Staunton, April 13 – Ever more Ingush are thinking about emigrating from the Russian Federation because they are appalled by Putin’s war in Ukraine, fearful that they will be called up to fight there, or don’t see any possibility for significant positive change even if the war ends and Putin is replaced, Milli Urban says.
The Fortanga journalist interviewed a variety of people in Ingushetia. Many did not give their names, but all said that they were either thinking about leaving the country and/or knew others who were doing the same. She concludes that “many” Ingush are thinking about emigration (fortanga.org/2022/04/net-zhelaniya-byt-chastyu-etoj-strany-ingushi-zadumalis-ob-emigraczii/).
Said, a 55-year-old lawyer from Nazran, said he had been thinking about emigration for ten years but that the war in Ukraine had convinced him the time to do so was now. “I do not want to pay taxes to a government which is using that money to kill the citizens of a peaceful country which has not attacked anyone.”
But he says he has an additional reason: “When studying the history of the Russian Empire and the USSR, I came to the conclusion that even if this regime falls and a liberal or democrat comes to power, this society will make of the new leader a tyrant” because of Russian cultural traditions.
He reached that conclusion, Said says, because many who backed Navalny are now supporting Putin’s war in Ukraine. He adds that he wants his children to live in a country “where law and justice are not imitations, where leaders fulfill election promises, and observe the basic principles enshrined the Convention on Human Rights.
Another Nazran resident, 18-year-old Umar, says he wants to leave lest he be drafted and forced to fight in Ukraine. “If it were a choice between going to war and sitting in prison, I would choose prison,” he says.

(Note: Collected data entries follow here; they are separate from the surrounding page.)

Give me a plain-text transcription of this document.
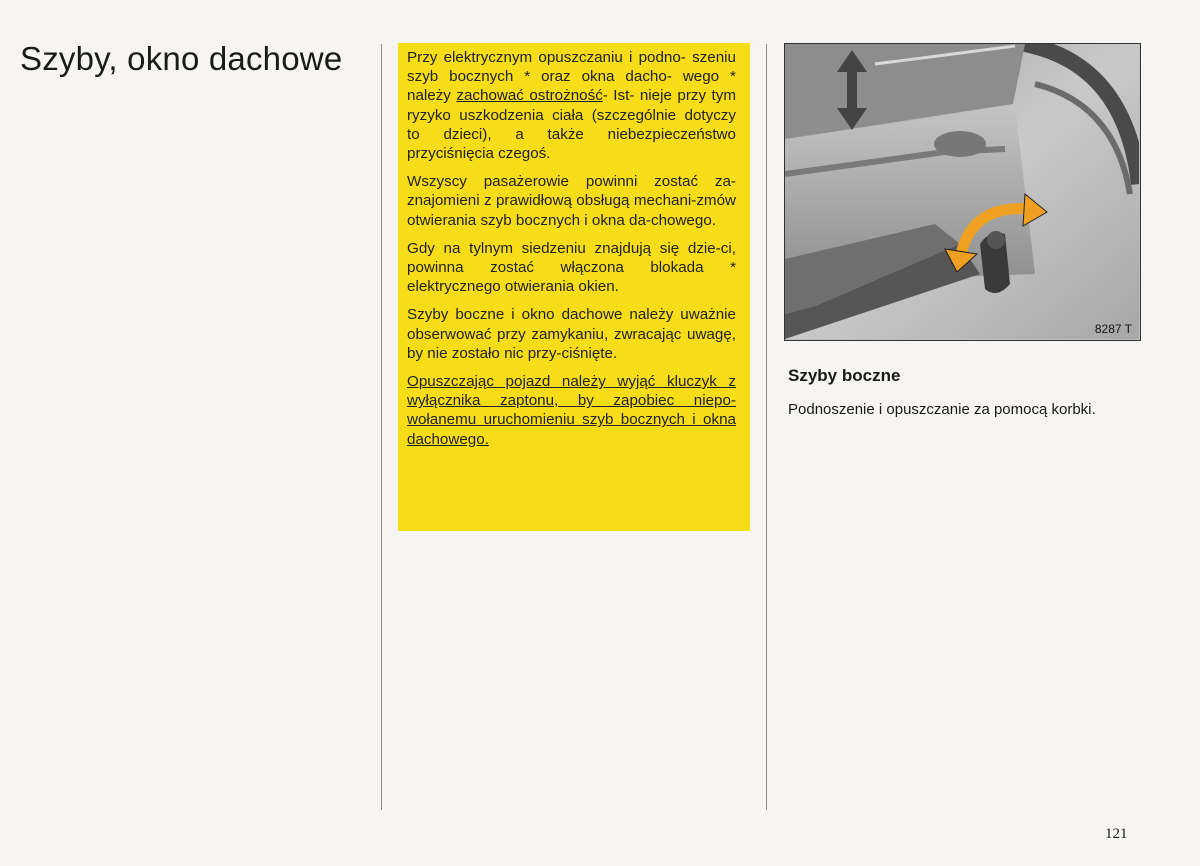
Szyby, okno dachowe	Przy elektrycznym opuszczaniu i podno- szeniu szyb bocznych * oraz okna dacho- wego * należy zachować ostrożność- Ist- nieje przy tym ryzyko uszkodzenia ciała (szczególnie dotyczy to dzieci), a także niebezpieczeństwo przyciśnięcia czegoś.

Wszyscy pasażerowie powinni zostać za-znajomieni z prawidłową obsługą mechani-zmów otwierania szyb bocznych i okna da-chowego.

Gdy na tylnym siedzeniu znajdują się dzie-ci, powinna zostać włączona blokada * elektrycznego otwierania okien.

Szyby boczne i okno dachowe należy uważnie obserwować przy zamykaniu, zwracając uwagę, by nie zostało nic przy-ciśnięte.

Opuszczając pojazd należy wyjąć kluczyk z wyłącznika zaptonu, by zapobiec niepo-wołanemu uruchomieniu szyb bocznych i okna dachowego.

8287 T
Szyby boczne

Podnoszenie i opuszczanie za pomocą korbki.

121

Defending one’s own country is one thing, but taking part in an aggressive war of conquest is something else altogether. (emphasis supplied)

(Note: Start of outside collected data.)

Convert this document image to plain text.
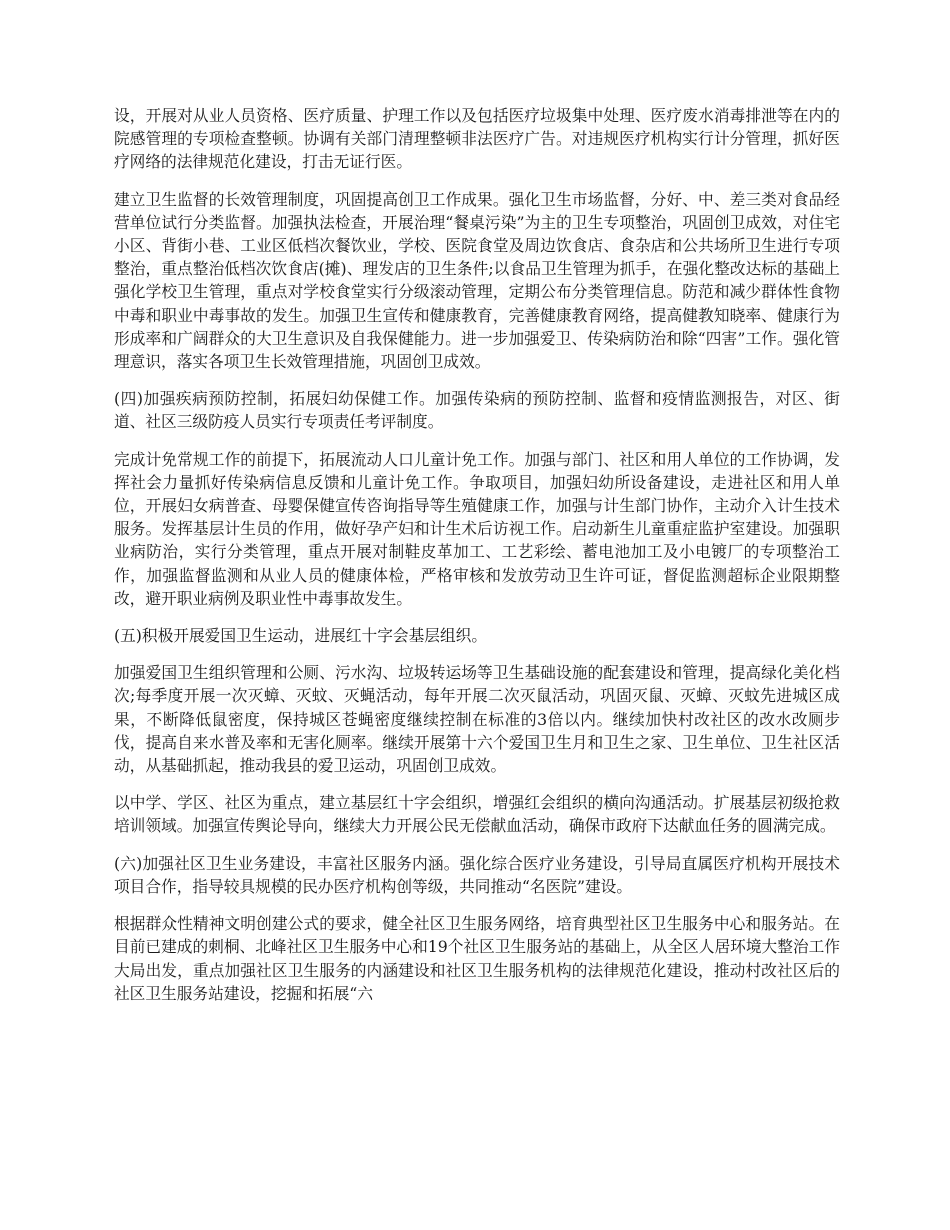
设，开展对从业人员资格、医疗质量、护理工作以及包括医疗垃圾集中处理、医疗废水消毒排泄等在内的院感管理的专项检查整顿。协调有关部门清理整顿非法医疗广告。对违规医疗机构实行计分管理，抓好医疗网络的法律规范化建设，打击无证行医。

建立卫生监督的长效管理制度，巩固提高创卫工作成果。强化卫生市场监督，分好、中、差三类对食品经营单位试行分类监督。加强执法检查，开展治理“餐桌污染”为主的卫生专项整治，巩固创卫成效，对住宅小区、背街小巷、工业区低档次餐饮业，学校、医院食堂及周边饮食店、食杂店和公共场所卫生进行专项整治，重点整治低档次饮食店(摊)、理发店的卫生条件;以食品卫生管理为抓手，在强化整改达标的基础上强化学校卫生管理，重点对学校食堂实行分级滚动管理，定期公布分类管理信息。防范和减少群体性食物中毒和职业中毒事故的发生。加强卫生宣传和健康教育，完善健康教育网络，提高健教知晓率、健康行为形成率和广阔群众的大卫生意识及自我保健能力。进一步加强爱卫、传染病防治和除“四害”工作。强化管理意识，落实各项卫生长效管理措施，巩固创卫成效。

(四)加强疾病预防控制，拓展妇幼保健工作。加强传染病的预防控制、监督和疫情监测报告，对区、街道、社区三级防疫人员实行专项责任考评制度。

完成计免常规工作的前提下，拓展流动人口儿童计免工作。加强与部门、社区和用人单位的工作协调，发挥社会力量抓好传染病信息反馈和儿童计免工作。争取项目，加强妇幼所设备建设，走进社区和用人单位，开展妇女病普查、母婴保健宣传咨询指导等生殖健康工作，加强与计生部门协作，主动介入计生技术服务。发挥基层计生员的作用，做好孕产妇和计生术后访视工作。启动新生儿童重症监护室建设。加强职业病防治，实行分类管理，重点开展对制鞋皮革加工、工艺彩绘、蓄电池加工及小电镀厂的专项整治工作，加强监督监测和从业人员的健康体检，严格审核和发放劳动卫生许可证，督促监测超标企业限期整改，避开职业病例及职业性中毒事故发生。

(五)积极开展爱国卫生运动，进展红十字会基层组织。

加强爱国卫生组织管理和公厕、污水沟、垃圾转运场等卫生基础设施的配套建设和管理，提高绿化美化档次;每季度开展一次灭蟑、灭蚊、灭蝇活动，每年开展二次灭鼠活动，巩固灭鼠、灭蟑、灭蚊先进城区成果，不断降低鼠密度，保持城区苍蝇密度继续控制在标准的3倍以内。继续加快村改社区的改水改厕步伐，提高自来水普及率和无害化厕率。继续开展第十六个爱国卫生月和卫生之家、卫生单位、卫生社区活动，从基础抓起，推动我县的爱卫运动，巩固创卫成效。

以中学、学区、社区为重点，建立基层红十字会组织，增强红会组织的横向沟通活动。扩展基层初级抢救培训领域。加强宣传舆论导向，继续大力开展公民无偿献血活动，确保市政府下达献血任务的圆满完成。

(六)加强社区卫生业务建设，丰富社区服务内涵。强化综合医疗业务建设，引导局直属医疗机构开展技术项目合作，指导较具规模的民办医疗机构创等级，共同推动“名医院”建设。

根据群众性精神文明创建公式的要求，健全社区卫生服务网络，培育典型社区卫生服务中心和服务站。在目前已建成的刺桐、北峰社区卫生服务中心和19个社区卫生服务站的基础上，从全区人居环境大整治工作大局出发，重点加强社区卫生服务的内涵建设和社区卫生服务机构的法律规范化建设，推动村改社区后的社区卫生服务站建设，挖掘和拓展“六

Magomed from Magas, a 31-year-old veteran of protests about the border deal with Chechnya, says he has long thought about seeking political asylum in the West but with the war in Ukraine has conclude that he must not wait any longer despite the difficulties he and his family will face in making such a move.
According to Magomed, “now many are leaving,” dozens from within his personal circle, something for a small republic like Ingushetia that is an enormous figure. “There would be more” if the costs of leaving and problems of getting established elsewhere were less, he suggests.

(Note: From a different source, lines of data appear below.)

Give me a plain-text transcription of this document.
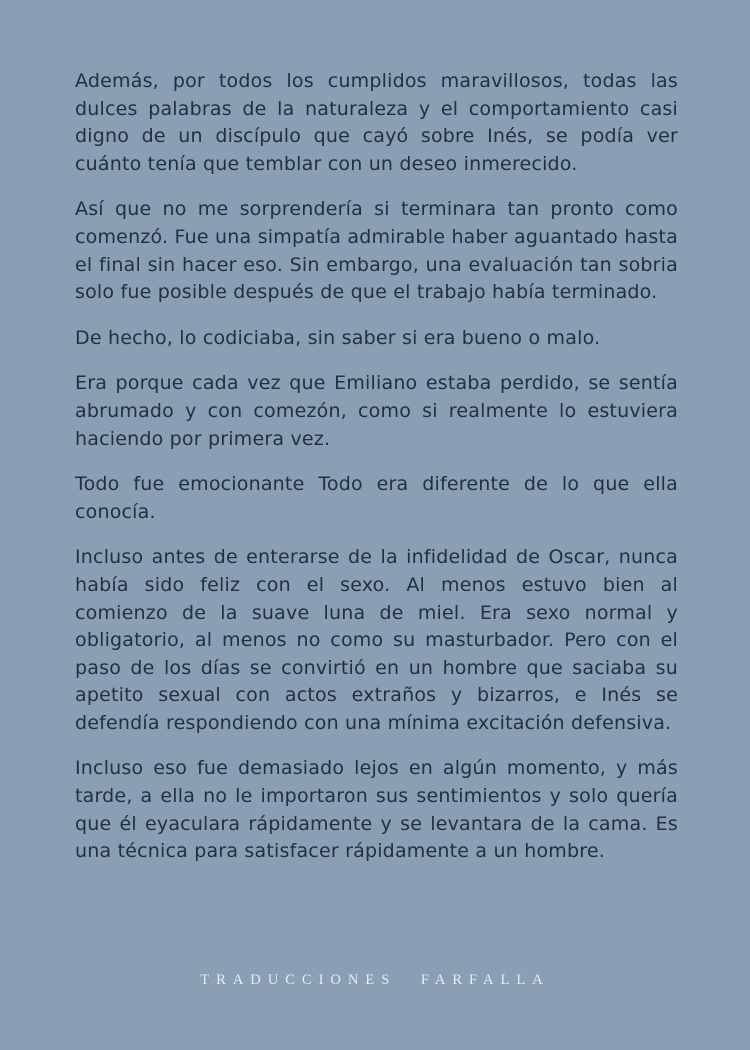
Además, por todos los cumplidos maravillosos, todas las dulces palabras de la naturaleza y el comportamiento casi digno de un discípulo que cayó sobre Inés, se podía ver cuánto tenía que temblar con un deseo inmerecido.

Así que no me sorprendería si terminara tan pronto como comenzó. Fue una simpatía admirable haber aguantado hasta el final sin hacer eso. Sin embargo, una evaluación tan sobria solo fue posible después de que el trabajo había terminado.

De hecho, lo codiciaba, sin saber si era bueno o malo.

Era porque cada vez que Emiliano estaba perdido, se sentía abrumado y con comezón, como si realmente lo estuviera haciendo por primera vez.

Todo fue emocionante Todo era diferente de lo que ella conocía.

Incluso antes de enterarse de la infidelidad de Oscar, nunca había sido feliz con el sexo. Al menos estuvo bien al comienzo de la suave luna de miel. Era sexo normal y obligatorio, al menos no como su masturbador. Pero con el paso de los días se convirtió en un hombre que saciaba su apetito sexual con actos extraños y bizarros, e Inés se defendía respondiendo con una mínima excitación defensiva.

Incluso eso fue demasiado lejos en algún momento, y más tarde, a ella no le importaron sus sentimientos y solo quería que él eyaculara rápidamente y se levantara de la cama. Es una técnica para satisfacer rápidamente a un hombre.

TRADUCCIONES FARFALLA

Aruzha, a 35-year-old economist from Malgobek, says she has long thought about leaving but that the war in Ukraine has forced her to decide that she must go now. She wants a better life for her children and fears that the war in Ukraine will make that impossible if she remains.
And Surkho, from Magas but not further identified, says that the number who are really planning to go is far larger than the number who say they will. They will support the Kremlin out of fear even as they prepare the groundwork to leave.
According to Urban who conducted the interviews, Ingush who have been social active are the most likely to want to leave now. “They thought earlier about departing, but the war has become for them a trigger and forced them to take a final decision.” But precisely because they are active citizens, they don’t have a lot of money, and that makes leaving difficult.